Maître Heupgen deploiera sa plaidoireie sur le fait que toute cette affaire semble bien brouillonne sur les circonstances de la mort de VC et qu'il n'est pas convaincu de la culpabilité de Nathalie Bal.

2 questions seront posées aux jurés qui délibèreront pendant 40 minutes. Le verdict est affirmatif sur les 2 questions.

L'accusée éclate en bruyants sanglots durant la délibération de la cour. L'auditoire devenu très nombreux paraissait très ému de ces lamentations malgré le peu de sympathie dont jouissait l'accusée.

La cour a condamné Nathalie Bal à la peine des travaux forcés à perpétuité et à sa déchéance civile. (Echo de la Dendre du 26 mars 1893) 

Sources: Echo de la Dendre, Régistre de l'état civil de Husseignies. 

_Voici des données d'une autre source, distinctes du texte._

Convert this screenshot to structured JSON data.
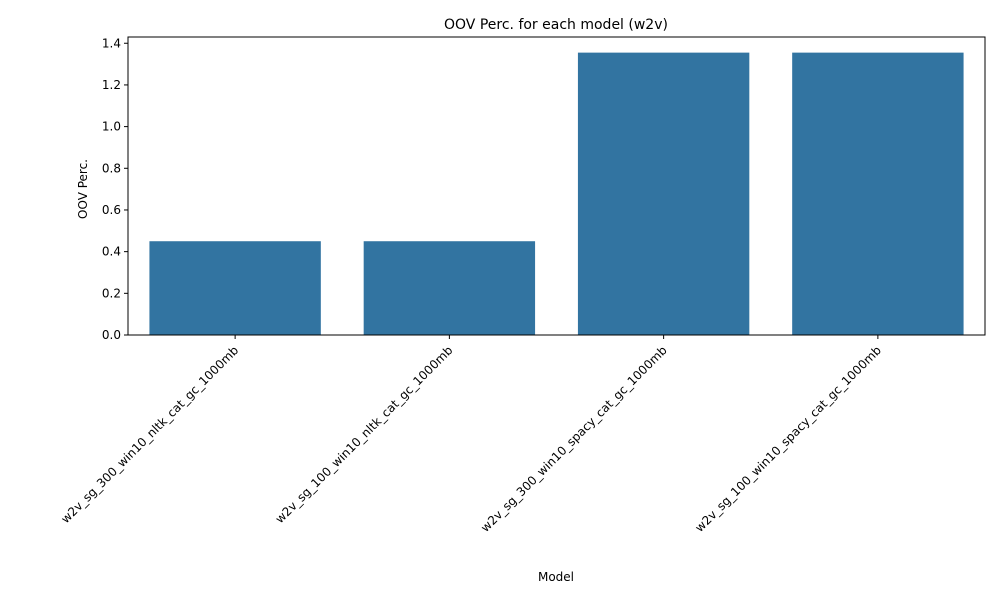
{
  "chart_data": {
    "type": "bar",
    "title": "OOV Perc. for each model (w2v)",
    "xlabel": "Model",
    "ylabel": "OOV Perc.",
    "categories": [
      "w2v_sg_300_win10_nltk_cat_gc_1000mb",
      "w2v_sg_100_win10_nltk_cat_gc_1000mb",
      "w2v_sg_300_win10_spacy_cat_gc_1000mb",
      "w2v_sg_100_win10_spacy_cat_gc_1000mb"
    ],
    "values": [
      0.45,
      0.45,
      1.355,
      1.355
    ],
    "ylim": [
      0,
      1.43
    ],
    "yticks": [
      "0.0",
      "0.2",
      "0.4",
      "0.6",
      "0.8",
      "1.0",
      "1.2",
      "1.4"
    ],
    "grid": false,
    "bar_color": "#3274a1"
  }
}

Le plus grand tueur chimique de l'histoire”... il faut signaler l'arsenic blanc (ou trioxyde d'arsenic, le plus souvent utilisé dans les empoisonnements criminels, une des versions de la « mort-aux-rats »).Le XIXème siècle fut sans doute le plus riche en épisodes d'empoisonnements, à l'arsenic surtout: on en comptait une quarantaine par an en France.Par la suite, le recours à l'arsenic pour empoisonner autrui, en raison sans doute des meilleures techniques médico-légales, diminua progressivement.L'arsenic fut l'un des outils qui permirent, à certaines périodes historiques, d'accélérer les transitions de pouvoir et de simplifier les arbres généalogiques, mais aussi de régler des conflits de voisinage, conjugaux ou des querelles d'héritage. (Wikepedia) 

01/04/2017

Une cabale amoureuse "qui tourne au vinaigre"....

P1040843 (Copier).JPG

On peut lire dans l’écho de la Dendre du 13 septembre 1891….

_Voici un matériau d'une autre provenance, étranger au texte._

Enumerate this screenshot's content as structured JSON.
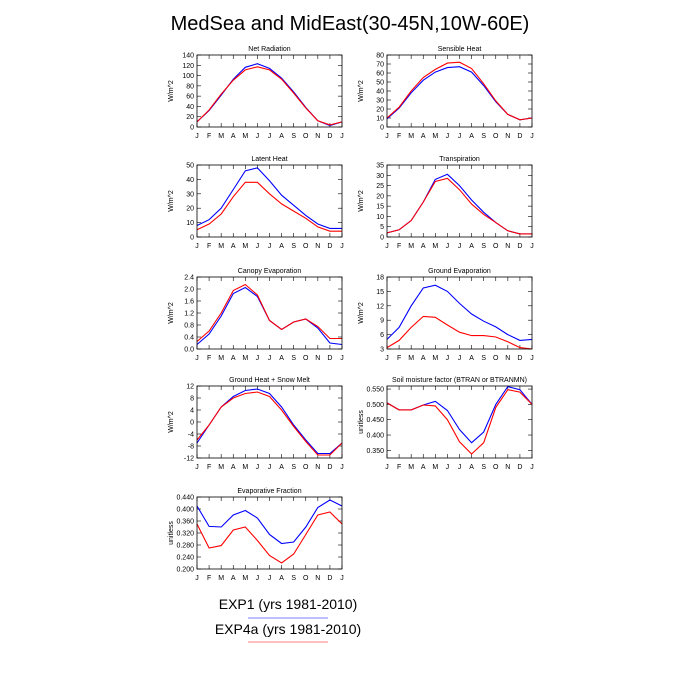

Un crime a été commis dans la nuit de dimanche à lundi à Husseignies. Un jeune homme de Ladeuze du nom de Julien M…… , courtisait une jeune fille appelée Louisa B…….

Le père de cette dernière, âgé de 63 ans, était couché dimanche soir au rez de chaussée, lorsqu’il crut percevoir du bruit dans la chambre de Louisa : il se hata d’y monter et y découvrit sa fille en compagnie de M……

Que se passa-t-il, on ne sait. Toujours est-il qu’alors deux coups de révolver retentirent et le vieillard tomba baigné dans son sang. Une balle lui avait brisé l’extrémité d’un doigt, tandis qu’une autre pénétrait dans l’abdomen, perforant l’intestin. Tandis que le fils et la mère se précipitaient au secours de la victime, les deux coupables prirent la fuite et se réfugièrent dans les bois de Beloeil.

Vers  6 heures et demi du matin, des médecins arrivèrent et tentèrent d’extraire la balle, opération qui ne put réussir.

Le parquet de Mons immédiatement prévenu est arrivé à Husseignies par le train de 1 heure 37 après midi.

Lundi matin, les gendarmes de Basècles en tournée, aperçurent les deux coupables dans le bois de Beloeil.     

Ils voulurent les appréhender au corps, mais M…… à la vue des uniformes, braqua son révolver sur sa compagne en annonçant sa volonté de la tuer, puis de se tuer ensuite. La jeune fille détourna le coup et son compagnon se sauva.

Elle s’est laissé arrêter sans résistance : elle est gardée à vue chez elle, où son père mourant lui a pardonné.

Vingt gendarmes furent réquisitionné, par le juge d’instruction Dugniolle pour cerner et fouiller le bois avec les gendarmes d’Ath, Beloeil et Basècles. 

La victime B.......  est morte mardi matin.

L’auteur du crime, Julien M…… a été arrêté le même jour dans l’après-midi au moment où il cherchait à rentrer chez lui. Il a été dirigé vers la prison de Mons sous bonne escorte, par le train partant d’Husseignies à 4 heures. Louisa B……. a été laissée en liberté.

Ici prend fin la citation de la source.